Mate, it’s not rocket science. The requirements to naturalize are very straightforward. The main thing they care about is you did your time, and paid your taxes in full, and can speak Japanese.
> How good are the job opportunities for programmers in Japan, in terms of pay and availability?
Seriously, a cursory search in this sub (which is part of the sub rules) would tell you that programmer opportunities are pretty plentiful if you have the experience. Pay are decent for Japanese standards, and significantly lower compared to abroad.
> working remotely with a job in the US, but I suspect that probably won’t work out, at least not for citizenship, might for residency
This wouldn’t work out in any way shape or form. To get a visa to come work in Japan, you need a company *in* Japan to sponsor it. You can self-sponsor visas in very specific cases. To do remote work for a US company is not one of those cases.
> To be honest though, permanent residency is far more important to me than citizenship.
You’re putting the cart so far ahead of the horses that the horses can barely see the cart.
> Maybe now that I think about it CS would almost definitely count as a highly-skilled professional
Sigh. ***You’re making things too complicated***. HSP visa requirements are very straightforward. Go obey rules 2, 3 and 4. If you have the points, you can get it. You’ll still need a company to sponsor you anyway, so you’ll first have to find a job.
Don’t think about getting citizenship. There’s very little benefit, and giving up your American citizenship is just silly. Get a visa, renew it until you have ten years under your belt, go for the PR visa.

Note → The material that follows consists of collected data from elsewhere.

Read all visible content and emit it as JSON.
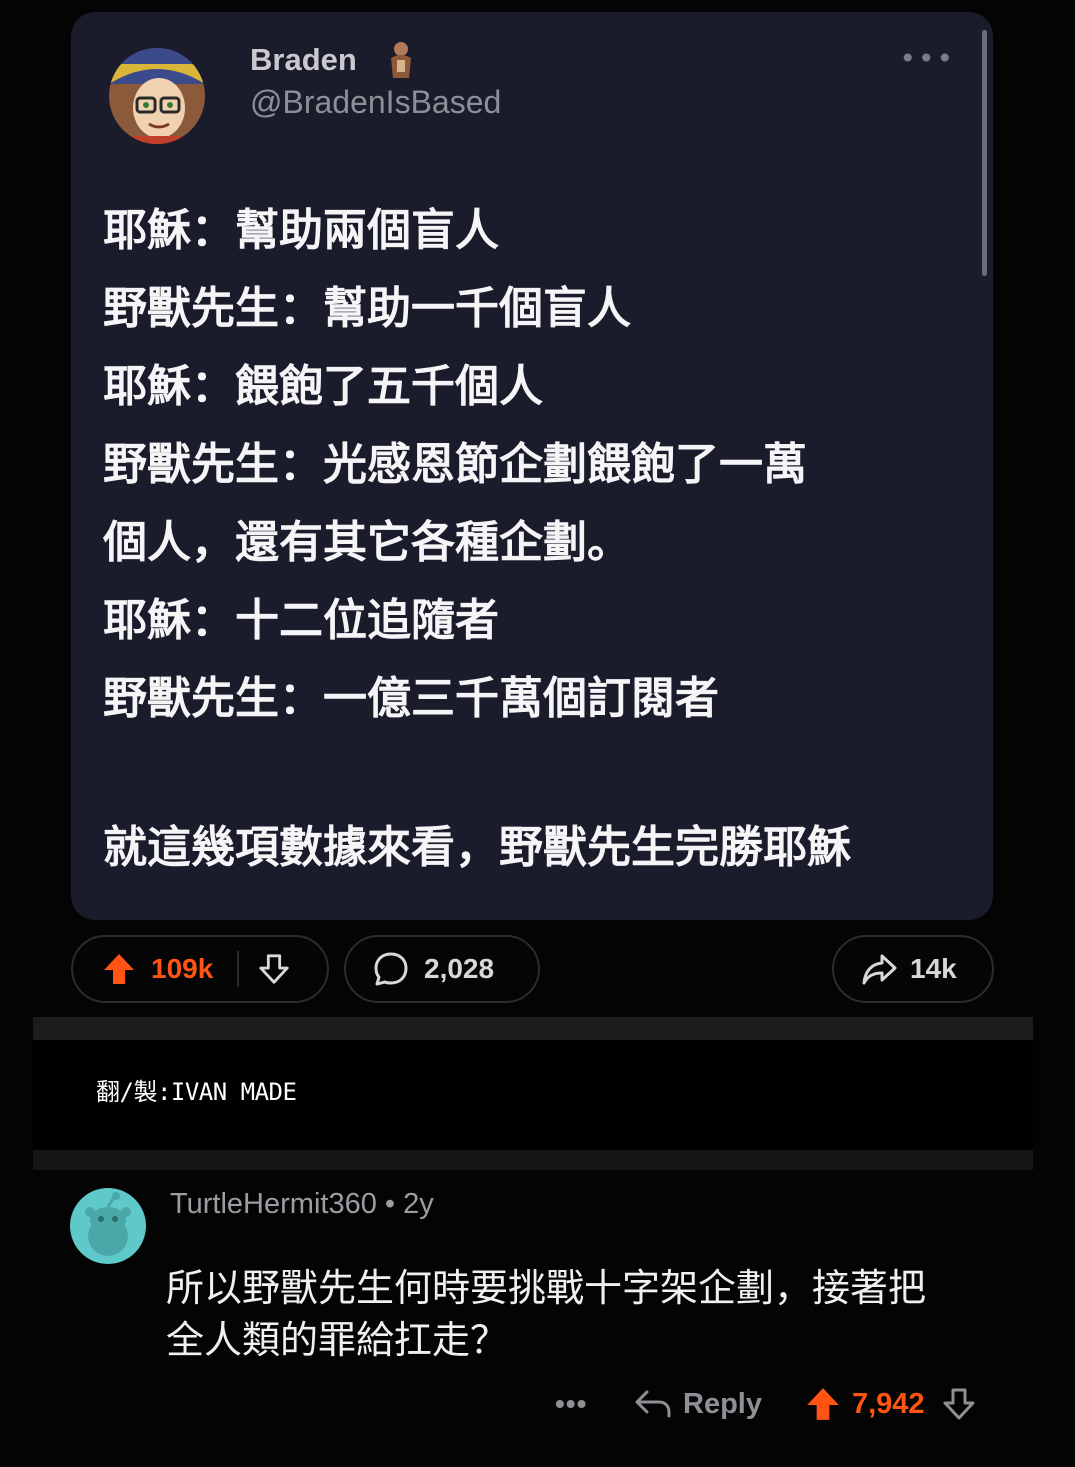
{
  "tweet": {
    "author_name": "Braden",
    "author_handle": "@BradenIsBased",
    "more_label": "•••",
    "lines": [
      "耶穌：幫助兩個盲人",
      "野獸先生：幫助一千個盲人",
      "耶穌：餵飽了五千個人",
      "野獸先生：光感恩節企劃餵飽了一萬",
      "個人，還有其它各種企劃。",
      "耶穌：十二位追隨者",
      "野獸先生：一億三千萬個訂閱者"
    ],
    "conclusion": "就這幾項數據來看，野獸先生完勝耶穌"
  },
  "post_actions": {
    "upvotes": "109k",
    "comments": "2,028",
    "shares": "14k"
  },
  "credit": "翻/製:IVAN MADE",
  "comment": {
    "author": "TurtleHermit360",
    "separator": "•",
    "age": "2y",
    "text_lines": [
      "所以野獸先生何時要挑戰十字架企劃，接著把",
      "全人類的罪給扛走？"
    ],
    "more_label": "•••",
    "reply_label": "Reply",
    "score": "7,942"
  },
  "colors": {
    "upvote_accent": "#ff5414",
    "card_background": "#1a1b2b",
    "avatar_background": "#5fc8c8"
  }
}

(If you’re not American and instead are from a developing country, then the reasoning behind getting citizenship might make more sense.)
Here’s some useful links (see below). Note Japan tends to favor academic credentials, professional experience (length) and awarded patents as major points in the HSP visa consideration.
If you’re a data scientist with a few patents under your name or a mid-career manager/exec with a 10 years experience and decent pay (10M+ yen/yr), you’ll easily qualify. Going to a top 400 university (or getting a Masters/PhD) definitely helps.
Coming from Silicon Valley, you’ll almost never match comp here — easily 20-50% less. Go check out the Blind app for more details.